Un cahier des charges encore plus ambitieux pour les vinifications 2004

bouteille.jpgLe caractère « charnu, équilibré et plein de naturel des arômes » de ce vin rouge bio a surpris et séduit bon nombre d’amateurs et de spécialistes des vins lors des Gastronomades qui se sont déroulées à Angoulême à la fin du mois de novembre. Maria Brillet a aussi beaucoup investi dans le packaging et la communication autour de la production du Plantier de Chipre, et tous ces efforts commencent à porter leurs fruits avec la finalisation de contacts commerciaux intéressants sur le plan des volumes et des prix auprès de la grande distribution et des circuits traditionnels. Le Plantier de Chipre est commercialisé auprès des particuliers sur la base de 6,50 e/bouteille et ce niveau de prix plutôt élevé n’a jusqu’à présent posé aucune difficulté. Les vendanges 2004 ont été abordées d’une autre manière car le volume de production était plus important et P. Brillet souhaitait réaliser des vinifications avec un cahier des charges encore plus technique. En effet, les contacts commerciaux confirment l’intérêt d’élaborer au moins deux qualités de vins rouges et de proposer un rosé bien structuré.
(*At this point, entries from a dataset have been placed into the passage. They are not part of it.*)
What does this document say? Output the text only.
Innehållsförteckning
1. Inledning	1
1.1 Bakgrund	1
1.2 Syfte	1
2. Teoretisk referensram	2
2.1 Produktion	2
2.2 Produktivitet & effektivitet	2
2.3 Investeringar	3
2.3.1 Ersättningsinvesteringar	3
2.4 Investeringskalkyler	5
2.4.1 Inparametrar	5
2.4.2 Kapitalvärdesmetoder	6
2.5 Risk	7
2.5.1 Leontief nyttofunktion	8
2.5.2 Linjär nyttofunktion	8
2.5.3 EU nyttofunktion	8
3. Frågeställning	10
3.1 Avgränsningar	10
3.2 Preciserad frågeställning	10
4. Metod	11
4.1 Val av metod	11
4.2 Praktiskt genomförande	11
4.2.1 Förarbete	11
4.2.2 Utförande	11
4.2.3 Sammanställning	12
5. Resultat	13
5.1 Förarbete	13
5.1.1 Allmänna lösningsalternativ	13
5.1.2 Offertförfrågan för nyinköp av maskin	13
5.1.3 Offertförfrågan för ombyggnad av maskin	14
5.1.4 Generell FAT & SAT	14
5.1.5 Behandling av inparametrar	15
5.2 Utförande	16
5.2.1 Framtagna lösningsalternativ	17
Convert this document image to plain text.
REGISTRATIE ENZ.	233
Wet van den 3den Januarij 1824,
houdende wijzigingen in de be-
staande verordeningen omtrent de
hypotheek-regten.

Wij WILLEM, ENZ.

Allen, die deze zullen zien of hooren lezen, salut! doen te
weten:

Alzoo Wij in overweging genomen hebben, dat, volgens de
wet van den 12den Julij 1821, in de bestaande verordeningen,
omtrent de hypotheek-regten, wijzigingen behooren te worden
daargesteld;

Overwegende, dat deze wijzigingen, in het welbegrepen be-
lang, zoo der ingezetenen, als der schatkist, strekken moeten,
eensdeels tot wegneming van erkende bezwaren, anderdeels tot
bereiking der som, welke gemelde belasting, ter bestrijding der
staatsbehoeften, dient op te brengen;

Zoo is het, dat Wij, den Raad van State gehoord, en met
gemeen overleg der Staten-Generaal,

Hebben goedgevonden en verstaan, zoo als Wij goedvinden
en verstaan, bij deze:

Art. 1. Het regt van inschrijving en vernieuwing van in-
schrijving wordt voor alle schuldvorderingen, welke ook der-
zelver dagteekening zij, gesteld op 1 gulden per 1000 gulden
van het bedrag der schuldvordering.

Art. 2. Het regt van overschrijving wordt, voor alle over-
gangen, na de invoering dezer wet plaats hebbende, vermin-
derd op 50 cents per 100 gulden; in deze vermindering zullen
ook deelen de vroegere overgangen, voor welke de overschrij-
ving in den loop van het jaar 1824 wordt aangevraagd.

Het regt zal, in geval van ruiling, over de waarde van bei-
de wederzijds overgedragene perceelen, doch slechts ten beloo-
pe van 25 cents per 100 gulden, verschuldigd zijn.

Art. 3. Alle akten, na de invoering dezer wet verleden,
Or pour accomplir cet objectif, l’installation de vinification devait être profondément aménagée et cela nécessitait de gros investissements qui pour l’instant s’avèrent trop lourds. Les vinifications du millésime 2004 ont donc été réalisées en prestation de service à la Sica Goulebenèze à Burie. La production du Plantier de Chipre a été vinifiée de façon complètement indépendante de celle du reste de la cave, avec une récolte séparée de chaque cépage. Cette année, le très bon niveau de maturité des raisins lié à la qualité du terroir a permis de pousser les extractions phénoliques sans que la jeunesse des vignes ne se fasse « sentir » au niveau des tannins. Les cuvées de Merlot et de Cabernet franc en rouge semblent très intéressantes et d’ici quelques semaines les assemblages vont être réalisés. Le rosé 2004 a été élaboré pour les deux tiers à partir d’une saignée des cuves de Merlot et pour le reste d’un pressurage direct de Cabernet, et cela permet d’obtenir un produit complexe qui se rapproche du type Clairet. Le suivi des vinifications 2004 a été réalisé par un œnologue consultant du Bordelais, M. Nicolas Dabudyck, qui travaille pour la Sica Goulebeneze et de nombreux domaines en Gironde.